Fred Hoyle's books are short and can be read in about 2-3 hrs each if you read in excess of 300wpm. I found them on the city's public library consortium and posted a request.
A must read is The Cycle of Cosmic Catastrophes and Civilization One. The first is one of the best scientific treatments of geology in publication. The second is just about as good. Both render a fairly solid foundation for the argument we--the current specie of man--lived during and before the last ice age, and that during that period man attained a fairly complex civilization.
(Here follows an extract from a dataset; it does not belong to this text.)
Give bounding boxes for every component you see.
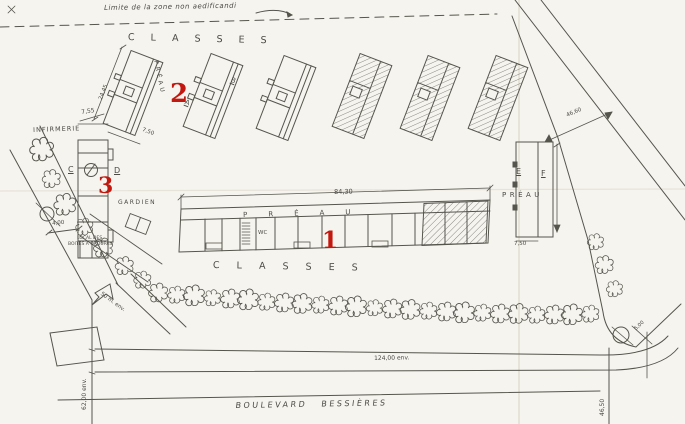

The others have useful information, but a lot more gleaning is necessary. There is a lot of speculation instead of real science in the other books, but enough data to get one thinking. And that is the most important part. I am not interested in speculation, sensationalism, or Chicken Little apocalypticism. Nor am I interested in green or gray aliens involved in man's past, simply for the reasons outlined in Space Travel (Bova & Lewis). The only way we can grasp how BIG our galaxy is, is with mathematics. Just as surely as Bartlett's simple equations show we are in deep trouble, simple equations also show that space travel by any method of applied physics we can come up with precludes celestial Visitors.